I’ve edited this post over time, primarily trying to determine where the most common attacks are hitting. This analysis will lead to more focused analysis of the spots attackers are targeting.
Most popular ports 15 May 18:
- 69 - tftp
- 445 - smb
- 8545 - not in /etc/services - maybe misconfigured ethereum client search
- 3389 - remote desktop
- 2323 - telnet alternative maybe
- 5555 - “personal-agent” - maybe just easy to type
- 5060 - sip - voip
- 6379 - maybe redis
On 16 May 18, same ports largely, but also:
- 2004 - emce? mailbox?
On 18 May 18, same ports largely, but also:
- 81
- 8888
- 123 - ntp
- 3392
Most of these aren’t very notable, maybe just trial ports for scans.

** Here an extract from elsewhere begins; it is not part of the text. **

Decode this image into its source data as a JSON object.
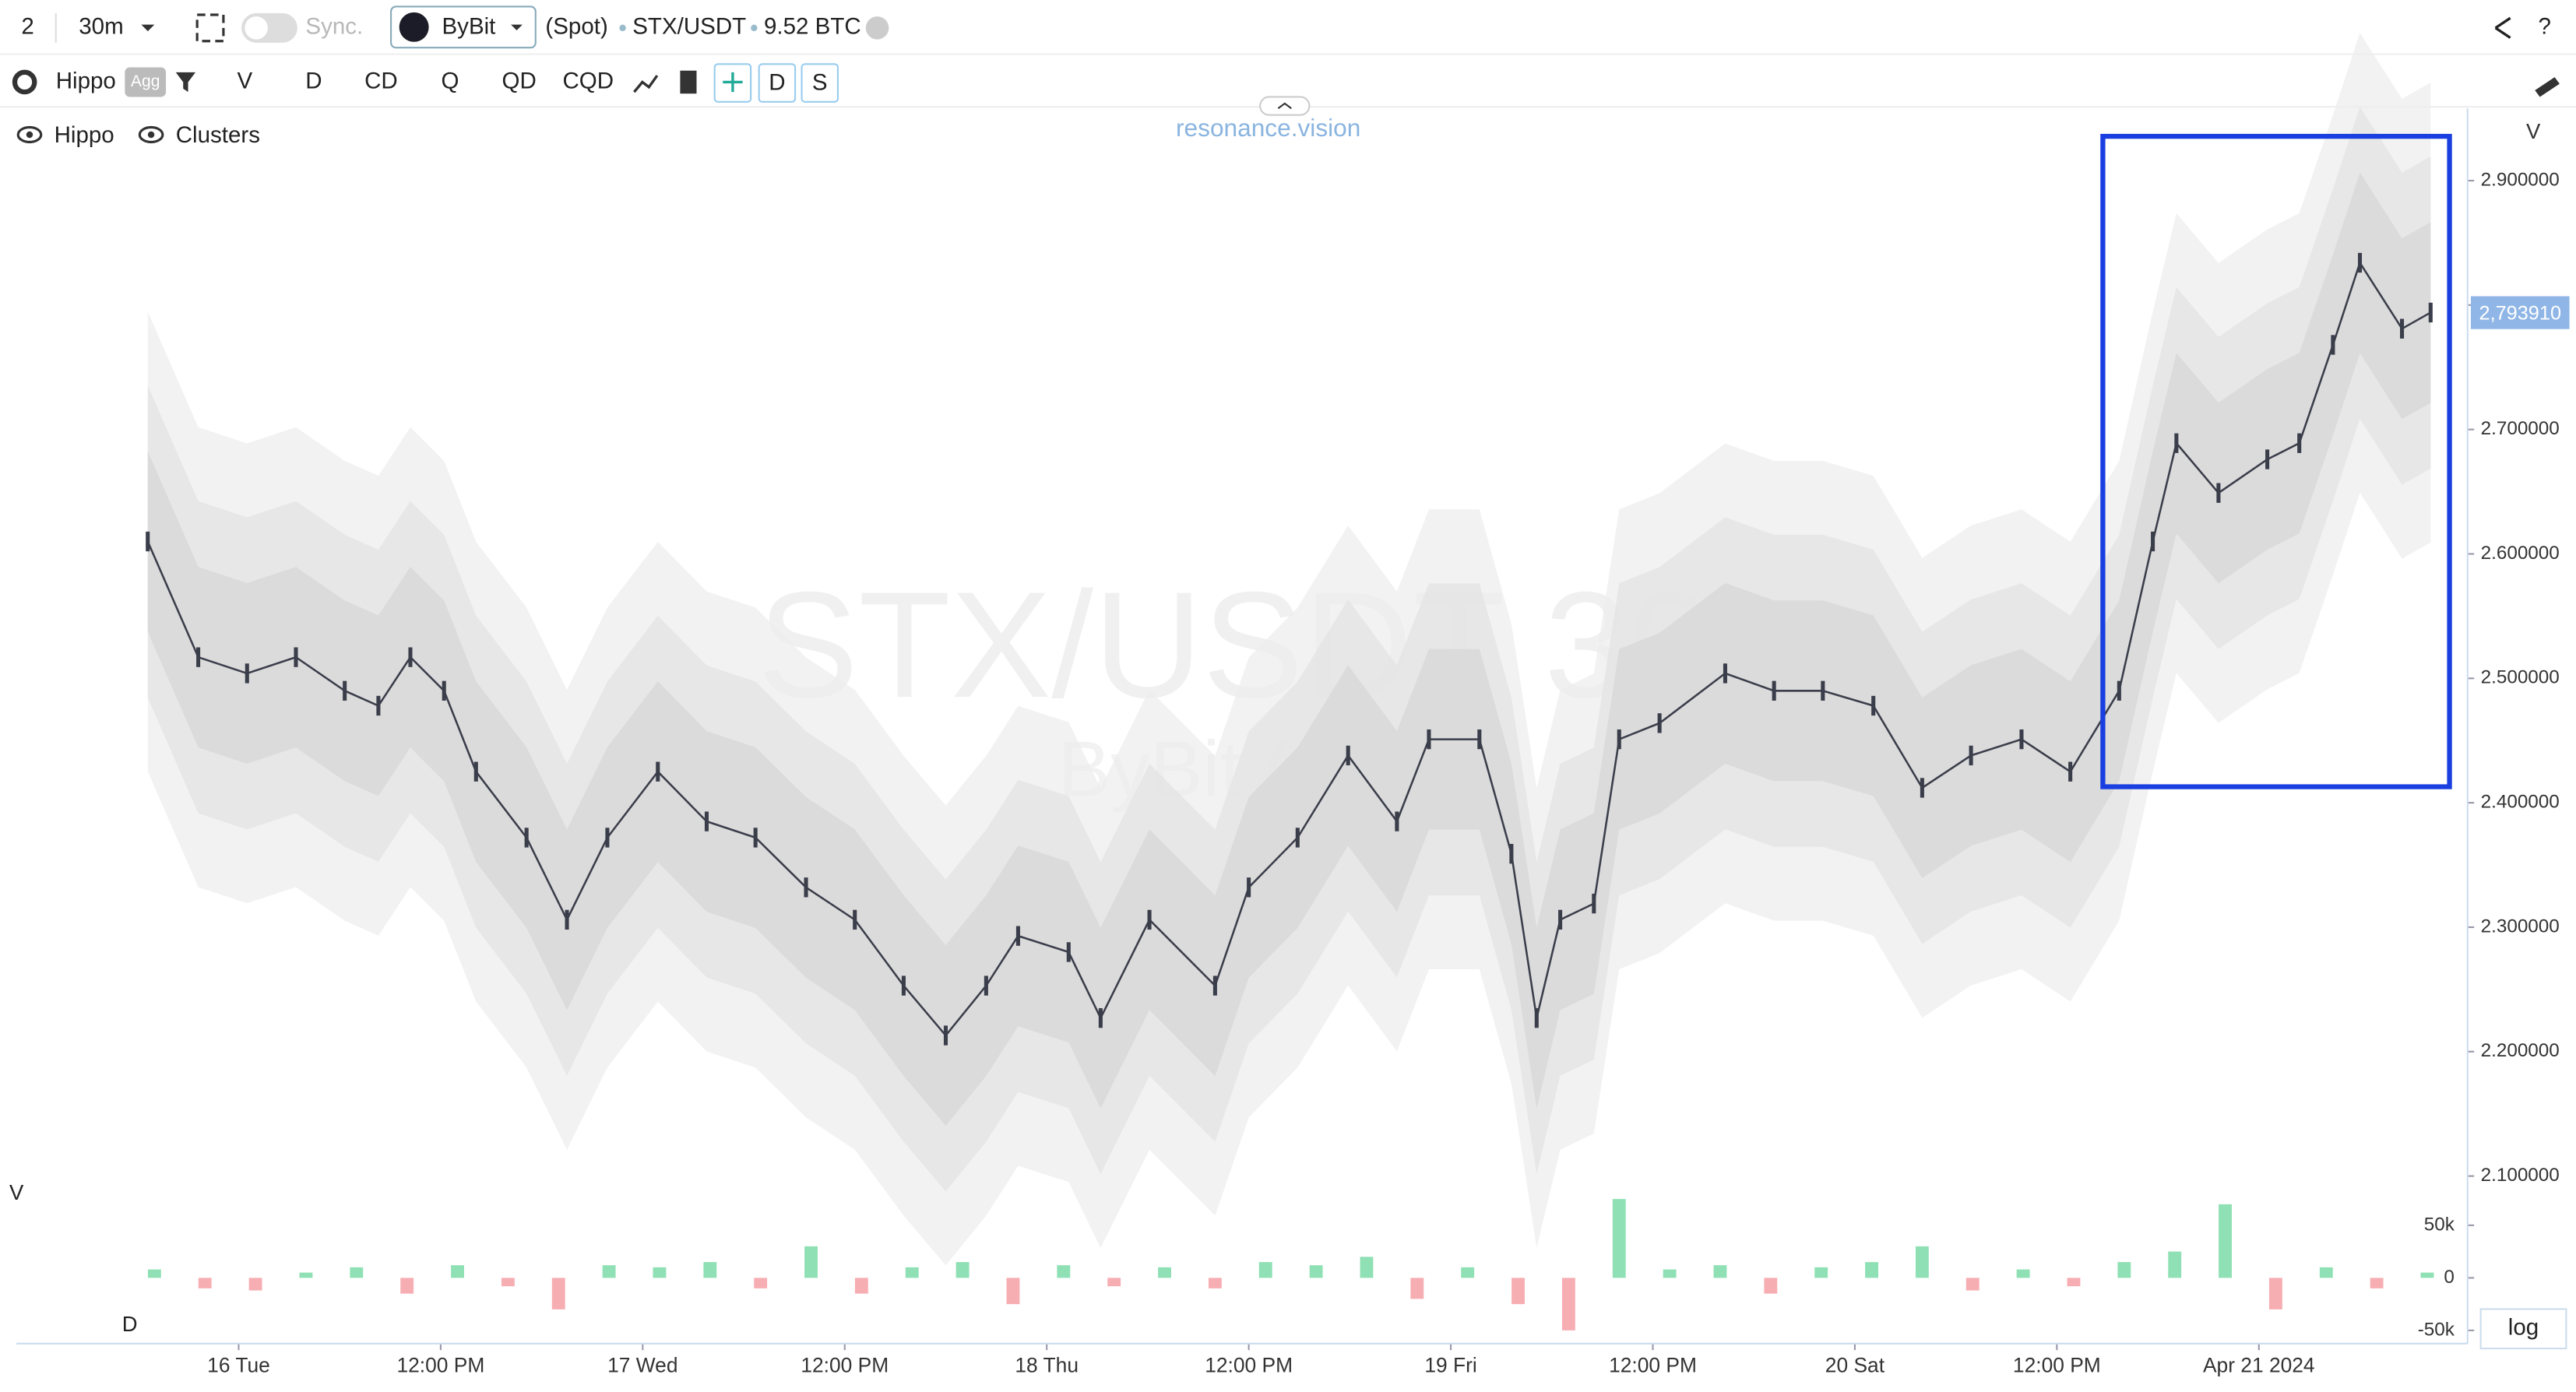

Going a bit deeper, I’ve begun to employ some software that records the data provided to TCP connections. Initial analysis, after one day, shows that, of all the ports above, the only ones that actually get sent data are 445, 3389, 8545. 445 is getting a lot of traffic that looks like WannaCry, or variants. 3389 is getting remote desktop requests with “mstshash” set to a variety of values. 8545 is getting requests from Geth and etherium-connection bots, probably trying to steal etherium.
I need to expand to look at UDP too, and put up smarter honeypot endpoints on 445 and 3389.